Cancer is a disease that respects no anatomical boundaries, age or gender. The spectrum of resulting clinical problems encompasses work by all research groups at the O’Brien Institute, a Department of St Vincent’s Institute.
Treatment for cancer consists of surgery to remove the cancer and/or the lymph nodes to which the cancer spreads, or non-surgical treatments such as chemotherapy or radiotherapy. The range of cancers for which radiotherapy is being used is ever expanding.
Unfortunately, there is unavoidable exposure to the surrounding normal cells in these treatments, often killing health cells causing permanent damage or injury that affects a patient’s quality of life. This includes the damage caused by removal of tumors and cancer cells. Repair requires tissue engineering solutions to create tissue (adipose research) that is sustained by an adequate blood supply (adipose biology research). In addition, changes in normal tissues caused by radiotherapy and chemotherapy may result in ongoing tissue contracture, pain, lymphoedema, and tissue breakdown causing significant disability, infection, and potentially life-threatening exposure of vital structures. The Foundation has supported the O’Brien institute in developing in-vitro models that mimic the dosage regimes administered to cancer patients, specifically focusing on the cell types that occur in the skin. Organs can also be damaged through treatment such as the heart or the liver. For example, to replace the cardiac cells damaged by radiation, which can cause premature heart attacks, the cardiac regeneration group have grown heart cells while the vascular biology group have grown liver cells in a dish.
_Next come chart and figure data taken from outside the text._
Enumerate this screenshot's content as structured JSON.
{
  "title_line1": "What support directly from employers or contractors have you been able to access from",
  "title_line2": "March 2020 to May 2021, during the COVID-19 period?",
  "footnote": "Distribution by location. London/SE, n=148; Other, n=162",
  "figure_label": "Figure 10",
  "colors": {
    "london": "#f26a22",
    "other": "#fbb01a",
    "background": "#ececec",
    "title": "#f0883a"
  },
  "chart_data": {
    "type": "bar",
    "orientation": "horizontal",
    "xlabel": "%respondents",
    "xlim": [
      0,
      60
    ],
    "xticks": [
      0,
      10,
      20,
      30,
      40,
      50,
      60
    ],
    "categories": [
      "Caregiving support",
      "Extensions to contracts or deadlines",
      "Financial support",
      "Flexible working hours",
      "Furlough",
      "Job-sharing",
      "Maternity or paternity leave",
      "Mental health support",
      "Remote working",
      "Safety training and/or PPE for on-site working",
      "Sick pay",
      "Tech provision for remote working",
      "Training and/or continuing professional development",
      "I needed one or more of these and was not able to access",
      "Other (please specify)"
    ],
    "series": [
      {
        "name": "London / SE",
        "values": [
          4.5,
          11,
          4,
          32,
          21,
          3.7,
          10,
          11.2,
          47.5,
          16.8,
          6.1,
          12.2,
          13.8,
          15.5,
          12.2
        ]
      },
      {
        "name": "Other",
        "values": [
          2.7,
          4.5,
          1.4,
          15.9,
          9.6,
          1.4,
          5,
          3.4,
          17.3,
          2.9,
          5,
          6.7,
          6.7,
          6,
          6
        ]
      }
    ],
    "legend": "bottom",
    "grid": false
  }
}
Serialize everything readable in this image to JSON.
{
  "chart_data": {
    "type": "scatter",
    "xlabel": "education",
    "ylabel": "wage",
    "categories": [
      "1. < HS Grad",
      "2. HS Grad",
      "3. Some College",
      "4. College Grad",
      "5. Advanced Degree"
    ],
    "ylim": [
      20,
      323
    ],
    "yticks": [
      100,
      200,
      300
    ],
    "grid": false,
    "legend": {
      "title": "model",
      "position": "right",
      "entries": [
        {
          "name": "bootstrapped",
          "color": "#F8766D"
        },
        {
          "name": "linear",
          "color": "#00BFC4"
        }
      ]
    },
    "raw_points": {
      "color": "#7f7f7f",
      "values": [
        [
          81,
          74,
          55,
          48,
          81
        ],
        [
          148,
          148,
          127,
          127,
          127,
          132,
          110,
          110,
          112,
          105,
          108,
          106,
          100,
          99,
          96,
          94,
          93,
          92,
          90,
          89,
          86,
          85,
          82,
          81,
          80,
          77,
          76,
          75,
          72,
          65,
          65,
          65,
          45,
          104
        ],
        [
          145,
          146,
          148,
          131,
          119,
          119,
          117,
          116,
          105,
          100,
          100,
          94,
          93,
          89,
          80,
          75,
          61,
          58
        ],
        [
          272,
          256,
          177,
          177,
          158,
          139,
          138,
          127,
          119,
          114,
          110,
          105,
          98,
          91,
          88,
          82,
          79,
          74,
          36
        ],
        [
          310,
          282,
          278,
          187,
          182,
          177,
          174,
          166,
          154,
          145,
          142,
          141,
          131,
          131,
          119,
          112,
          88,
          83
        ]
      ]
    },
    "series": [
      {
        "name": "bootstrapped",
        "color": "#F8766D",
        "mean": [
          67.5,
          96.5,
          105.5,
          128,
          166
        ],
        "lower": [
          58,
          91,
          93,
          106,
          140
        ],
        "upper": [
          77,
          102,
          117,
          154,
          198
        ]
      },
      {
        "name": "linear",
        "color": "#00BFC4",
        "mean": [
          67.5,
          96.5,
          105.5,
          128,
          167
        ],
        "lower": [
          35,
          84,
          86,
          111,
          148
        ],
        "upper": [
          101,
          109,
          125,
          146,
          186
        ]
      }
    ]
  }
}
Researchers at The O’Brien Institute have been supported by the Foundation to undertake research that has helped to unlock some of the secretes behind the crippling and clinically devastating adverse effects of radiotherapy. This has employed cutting-edge technology at the lab bench using clinical samples and cell experimentation. The techniques used have probed into the central workings of the cell and the RNA and DNA that becomes impaired as a result of the radiation damage. Importantly, using this information, the researchers in the lymphatic and adipose biology group have harnessed the therapeutic effects of fat-derived stem cells to reverse this profound radiation damage. This work not only has implications following cancer treatment, but also in tissue regeneration more broadly.